Location: Integrated Cropping Systems ResearchTitle: Diversity of floral and extrafloral nutritional resources on the fitness of an omnivorous bug, Orius insidiosus (Hemiptera: Anthocoridae) Author
Submitted to: Entomologia Experimentalis et Applicata
Publication Type: Peer Reviewed Journal
Publication Acceptance Date: 7/18/2012
Publication Date: 9/14/2012
Citation: Pumarino, L., Alomar, O., Lundgren, J.G. 2012. Diversity of floral and extrafloral nutritional resources on the fitness of an omnivorous bug, Orius insidiosus (Hemiptera: Anthocoridae). Entomologia Experimentalis et Applicata. 145:181-190. Interpretive Summary: The minute pirate bug, Orius insidiosus, is a beneficial insect in that it consumes crop pests throughout eastern North America. But in addition to consuming pests, this bug also eats plant tissue (with little or no damage to the plants). Efforts are underway to conserve this predator within cropland using non-crop plants, especially those with flowers and extrafloral nectaries (plant sap). The current work determined how various plant species (alyssum, buckwheat, phacelia, chamomile, and faba bean) affected the survival, egg production, longevity, and ability of the bugs to store glycogen and lipids. Moreover, we evaluated whether floral and extrafloral resources (nectar and pollen) of these plants improved these life history characteristics of the predator. Bugs performed very differently on the various plants, and availability of flowers improved Orius survival and egg production.

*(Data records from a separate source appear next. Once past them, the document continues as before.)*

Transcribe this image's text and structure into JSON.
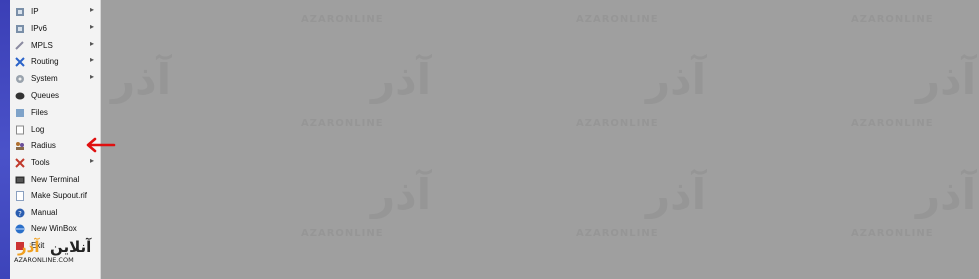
{
  "menu": {
    "items": [
      {
        "label": "IP",
        "icon": "ip-icon",
        "submenu": true
      },
      {
        "label": "IPv6",
        "icon": "ipv6-icon",
        "submenu": true
      },
      {
        "label": "MPLS",
        "icon": "mpls-icon",
        "submenu": true
      },
      {
        "label": "Routing",
        "icon": "routing-icon",
        "submenu": true
      },
      {
        "label": "System",
        "icon": "system-icon",
        "submenu": true
      },
      {
        "label": "Queues",
        "icon": "queues-icon",
        "submenu": false
      },
      {
        "label": "Files",
        "icon": "files-icon",
        "submenu": false
      },
      {
        "label": "Log",
        "icon": "log-icon",
        "submenu": false
      },
      {
        "label": "Radius",
        "icon": "radius-icon",
        "submenu": false
      },
      {
        "label": "Tools",
        "icon": "tools-icon",
        "submenu": true
      },
      {
        "label": "New Terminal",
        "icon": "terminal-icon",
        "submenu": false
      },
      {
        "label": "Make Supout.rif",
        "icon": "supout-icon",
        "submenu": false
      },
      {
        "label": "Manual",
        "icon": "manual-icon",
        "submenu": false
      },
      {
        "label": "New WinBox",
        "icon": "winbox-icon",
        "submenu": false
      },
      {
        "label": "Exit",
        "icon": "exit-icon",
        "submenu": false
      }
    ],
    "submenu_glyph": "▸"
  },
  "annotation": {
    "pointer": "red-arrow-icon",
    "color": "#e01010"
  },
  "logo": {
    "text": "آذر آنلاین",
    "subtext": "AZARONLINE.COM"
  },
  "watermark": {
    "text": "آذر",
    "small": "AZARONLINE"
  }
}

Interestingly, faba beans (which had extrafloral nectar, but not flowers) had few eggs laid on them when the plant was offered under no-choice conditions. However, when plants were offered as a mixture, faba beans were the preferred plant for receiving eggs. This research points out that predicting which plants have the most conservation benefits is context specific, and makes the case for conserving plant diversity as a whole in biological control programs.
Technical Abstract: Habitat manipulation and increasing biodiversity are important tools for enhancing biological control of pests but it is important to evaluate the relative benefits of specific plant species when designing conservation plans. Orius insidiosus is an important predator of thrips and aphids that also feeds on plants. It is the target of conservation biological control programs. Despite its relevance, little is known about the effects of plant subsidies on predator performance or nutritional status. Here we examined the influence of five plant species (alyssum, buckwheat, phacelia, faba bean and chamomile), the effects of restricting their pollen and nectar resources, and how increasing plant diversity affects O. insidiosus fecundity, survival and nutritional status. Plant species varied in their suitability for O. insidiosus, which was driven in part by the availability of the pollen or nectar sources. Offering plants as a mixture did not improve fecundity, however the plant least preferred for oviposition under no-choice tests (faba bean) became the preferred egg-laying site when the plants were offered in combination. We conclude that the benefits obtained by O. insidiosus varies among plant species, and that increasing plant diversity can have unpredicted, positive effects on insect fitness.